La conseguenza pratica è controintuitiva per chi insegue l’ultimo modello annunciato. Investire nell’integrazione, nei permessi, nella memoria e nella tracciabilità rende di più che cambiare modello a ogni nuova uscita. Il modello è un componente sostituibile, l’architettura è il patrimonio che resta.

Le imprese che lo hanno capito trattano la scelta del modello come una decisione reversibile, da rivedere quando conviene, e l’architettura del sistema come l’investimento stabile su cui costruire. È un ribaltamento di priorità rispetto al clamore che accompagna ogni nuovo modello di frontiera.

Un esempio concreto: la gestione di una richiesta complessa

Per capire come lavora un sistema multi-agente conviene seguirlo su un compito reale.

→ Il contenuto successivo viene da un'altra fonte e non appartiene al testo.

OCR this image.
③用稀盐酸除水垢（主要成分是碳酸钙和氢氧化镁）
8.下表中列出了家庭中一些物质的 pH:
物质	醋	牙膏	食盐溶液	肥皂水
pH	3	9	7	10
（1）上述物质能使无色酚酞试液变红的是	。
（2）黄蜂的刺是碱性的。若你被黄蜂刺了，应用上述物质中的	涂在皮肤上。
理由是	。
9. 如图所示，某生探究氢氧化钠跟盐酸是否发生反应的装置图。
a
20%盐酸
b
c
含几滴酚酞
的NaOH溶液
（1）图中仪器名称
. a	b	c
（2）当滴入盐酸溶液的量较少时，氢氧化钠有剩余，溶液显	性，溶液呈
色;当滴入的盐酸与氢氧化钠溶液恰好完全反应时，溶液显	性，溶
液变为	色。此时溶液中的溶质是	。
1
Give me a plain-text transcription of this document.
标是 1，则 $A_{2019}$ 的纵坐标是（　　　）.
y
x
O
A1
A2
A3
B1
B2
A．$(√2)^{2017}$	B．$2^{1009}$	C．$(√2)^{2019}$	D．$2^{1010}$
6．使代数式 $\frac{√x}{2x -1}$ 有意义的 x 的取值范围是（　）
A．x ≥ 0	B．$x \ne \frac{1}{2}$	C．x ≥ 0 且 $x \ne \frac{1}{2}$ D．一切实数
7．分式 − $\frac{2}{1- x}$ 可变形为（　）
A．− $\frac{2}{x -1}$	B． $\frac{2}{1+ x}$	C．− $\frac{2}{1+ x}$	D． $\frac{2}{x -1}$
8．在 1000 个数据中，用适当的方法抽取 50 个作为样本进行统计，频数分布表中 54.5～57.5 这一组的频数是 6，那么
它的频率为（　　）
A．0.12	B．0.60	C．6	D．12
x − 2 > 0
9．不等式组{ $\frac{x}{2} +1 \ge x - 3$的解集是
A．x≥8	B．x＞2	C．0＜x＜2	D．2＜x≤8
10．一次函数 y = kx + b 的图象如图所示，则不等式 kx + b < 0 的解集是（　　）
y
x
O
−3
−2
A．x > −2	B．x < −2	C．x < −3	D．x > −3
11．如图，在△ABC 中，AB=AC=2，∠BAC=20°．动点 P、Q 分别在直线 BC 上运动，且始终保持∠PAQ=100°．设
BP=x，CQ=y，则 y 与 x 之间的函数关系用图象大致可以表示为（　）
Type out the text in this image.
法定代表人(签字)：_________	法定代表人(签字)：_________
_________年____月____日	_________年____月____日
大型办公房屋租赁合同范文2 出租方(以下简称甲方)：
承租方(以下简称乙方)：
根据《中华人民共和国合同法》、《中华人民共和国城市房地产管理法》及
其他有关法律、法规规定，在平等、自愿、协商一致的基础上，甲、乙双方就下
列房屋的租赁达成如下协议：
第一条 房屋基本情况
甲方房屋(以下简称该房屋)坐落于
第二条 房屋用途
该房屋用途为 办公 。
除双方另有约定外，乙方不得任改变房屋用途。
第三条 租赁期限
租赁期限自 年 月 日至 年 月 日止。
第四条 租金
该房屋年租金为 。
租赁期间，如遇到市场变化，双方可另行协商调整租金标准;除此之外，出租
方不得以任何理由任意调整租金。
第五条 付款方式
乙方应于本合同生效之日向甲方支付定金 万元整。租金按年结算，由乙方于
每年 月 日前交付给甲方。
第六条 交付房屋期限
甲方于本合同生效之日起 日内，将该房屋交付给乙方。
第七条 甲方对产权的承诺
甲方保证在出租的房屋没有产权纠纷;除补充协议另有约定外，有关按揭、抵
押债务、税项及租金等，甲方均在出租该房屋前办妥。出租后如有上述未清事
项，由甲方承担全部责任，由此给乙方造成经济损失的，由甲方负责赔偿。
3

Arriva la richiesta di un cliente che segnala un problema su un ordine e chiede un rimborso parziale. L’orchestratore la riceve e la scompone. Manda il researcher a recuperare lo storico dell’ordine dal gestionale e le condizioni contrattuali applicabili. Il planner, con quelle informazioni, definisce i passi: verificare l’idoneità al rimborso, calcolarne l’importo, predisporre la comunicazione al cliente.

L’executor esegue i passi a basso rischio, recupera i dati e prepara la bozza di risposta. Ma il rimborso supera la soglia oltre la quale serve un’approvazione: qui il sistema si ferma e chiama un operatore umano, che vaglia e autorizza. L’agente di quality assurance, prima della chiusura, controlla che la risposta sia coerente con le condizioni recuperate e che non contenga errori.

Ogni passaggio resta a registro. Se in seguito il cliente contesta, l’azienda può ricostruire chi ha fatto cosa, su quali dati e con quale autorizzazione.

È un flusso ordinario, e proprio per questo istruttivo. Nessun agente fa tutto, ciascuno ha permessi limitati, l’umano interviene solo dove serve, e tutto lascia traccia. La somma di queste scelte, non la brillantezza del singolo modello, è ciò che rende il sistema affidabile.

Lo stesso flusso, affidato a un unico modello senza divisione di ruoli né permessi differenziati, sarebbe più rapido da costruire e molto più rischioso da gestire. Un solo errore di interpretazione potrebbe far partire un rimborso non dovuto, senza che nessuno se ne accorga prima dell’esecuzione. La struttura multi-agente è meno elegante e più lenta da progettare, ma è ciò che permette di dormire la notte.

Tracciabilità: la condizione che il protocollo non dà

Le imprese che hanno provato a portare MCP in produzione hanno scoperto un bisogno che la specifica di base non copre: la tracciabilità completa. Ogni chiamata, ogni payload di contesto, ogni risposta deve essere registrata, per ragioni di sicurezza, di debug e di conformità legale.

A questo si aggiungono altre esigenze che le aziende incontrano e che lo standard nudo non risolve: l’integrazione con i sistemi di autenticazione aziendali, il passaggio attraverso gateway che controllano il traffico, la portabilità delle configurazioni tra ambienti diversi.

Un audit log che ricostruisce cosa ha fatto ogni agente e perché non è un lusso. È la condizione per rispondere a un’autorità di controllo, per ricostruire un incidente, per dimostrare che il sistema rispetta gli obblighi del Regolamento UE 2024/1689 (AI Act). Senza tracciabilità, un sistema multi-agente è una scatola nera: funziona finché funziona, e quando qualcosa va storto nessuno sa dire cosa è successo.

Costruire queste competenze è il vero collo di bottiglia per le imprese italiane. AIPIA le affronta nei percorsi formativi sull’intelligenza artificiale e nella formazione aziendale, dove il disegno di sistemi multi-agente viene trattato come una disciplina che unisce sicurezza, organizzazione e tecnica. Per gli obblighi normativi resta il riferimento la guida operativa all’AI Act.

Un sistema multi-agente ben costruito non si distingue per la potenza del modello che usa. Si distingue per la disciplina con cui distribuisce permessi, traccia azioni e decide dove un umano deve ancora dire di sì.